Chicagoans have been stuck inside since November because of our infamous winters, but the forecast highs are finally reaching past 50 and the sun is setting past 7 p.m., which means it’s time to start getting back outside.
Living in Chicago has its advantages when it comes to outdoor activities: the Lake Michigan lakefront, the 606 trail, plenty of neighborhood parks, Lincoln Park Zoo, and just getting out there and exploring the city. But I crave more than just sneak peeks of nature: I need forests filled to the brim with trees, a dirt hiking trail underneath my feet, and the elimination of the sounds of sirens and car horns.
It can be tough to find secluded nature near Chicago, but I have been able to find a few places to retreat to when I need to get back to nature.
About a 20-minute drive north of Chicago is a little known secret, LaBagh Woods. The north branch of the Chicago River runs through it, and there are trails that you can walk to take in some fresh air.
What I love about LaBagh Woods is that it’s easy to get to, and while it is a forest preserve, it’s where nature meets urban, because of the cool graffiti that dons the bridge (which also proves to be an excellent photo op).
I usually set up a hammock by the river and relax to the sounds of the water. And, if you’re lucky, you’ll run into some wildlife. I ran into a deer there once while on a trail and got as close to five feet from it…city deer are not afraid!
Garfield Park Conservatory
For chillier days that don’t reach above 50 or for rainy days where you can’t stand to be inside of the house any longer, I love the Garfield Park Conservatory. Located in East Garfield Park, it is one of the largest botanical conservatories in the country. Inside a giant glass dome, you are removed from the concrete jungle and taken into an actual jungle.
Huge palm trees, lush ferns, indoor lagoons, leafy plants, and prickly cacti make up some of the over 2,000 plants that grow both inside and outside. You can practice meditation around the plants, or simply wander aimlessly through the different plant-themed rooms. It’s easy to get lost in the narrow, shadowed walkways of the conservatory, and it’s refreshing to be able to get up close and personal with nature, no matter what the weather is like outside.
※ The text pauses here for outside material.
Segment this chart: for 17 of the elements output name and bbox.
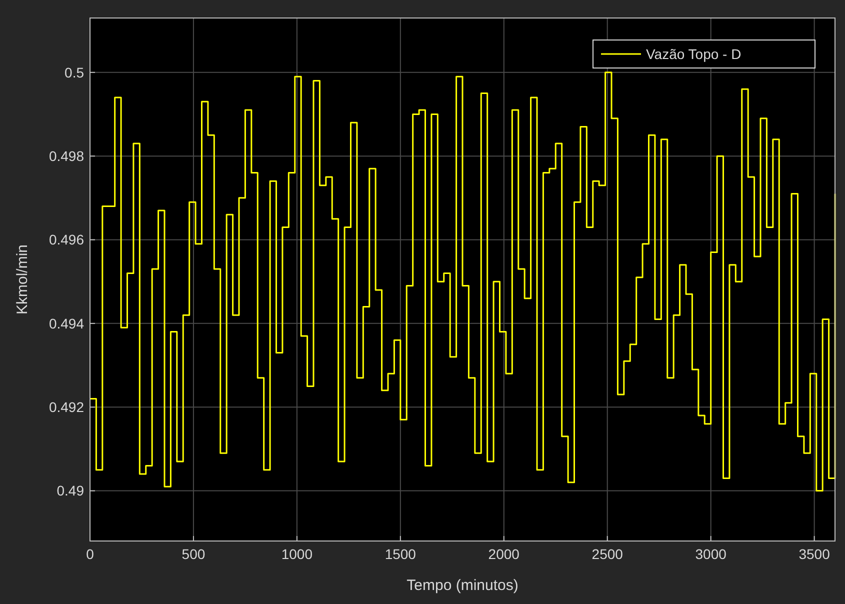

Montrose Point Bird Sanctuary
You’ve probably heard or have been to Montrose Beach and its famous dog beach, but just southeast of the sandy beach itself is a bird sanctuary that truly is a sanctuary from the rest of the city. The entrance can be a bit hidden, but you can enter the sanctuary past where the dock ends into a densely wooded area.
The grass-lined trails lead you through the sanctuary that’s full of wildflowers and songbirds in the spring and summer, but it’s easy to get turned around because the trails break off frequently. However, I’ve found that getting lost in nature is never a bad thing.
This is a great secluded spot to get away from the beach goers and crowded families, and there’s even a little grassy peninsula you can get to so you can feel extra privacy.
Chicago River North Branch Kayaking
You can rent kayaks on the Chicago River downtown and take in the scenes of the Loop, but to get a more remote and natural taste of the Chicago River, head to Clark Park in Chicago’s Avondale neighborhood where you can rent single kayaks for $15 an hour or tandem kayaks for $20 an hour.
From Avondale, you’ll paddle north, into the more secluded and wooded parts of the Chicago River that pass through neighborhoods like North Center, Ravenswood Manor, and Albany Park. You’ll pass under bridges and get to experience rare nature in Chicago including wildlife like turtles, ducks, and even the occasional beaver.
Canoe and kayak rentals in Chicago are open May through October, and there are even special scheduled sunset trips!
Of course, if you crave expansive forests and hiking trails that run for miles, you’ll need to travel about an hour and a half to Starved Rock State Park. But for those days where you just need to reconnect with Mother Nature, these Chicago nature spots do the trick.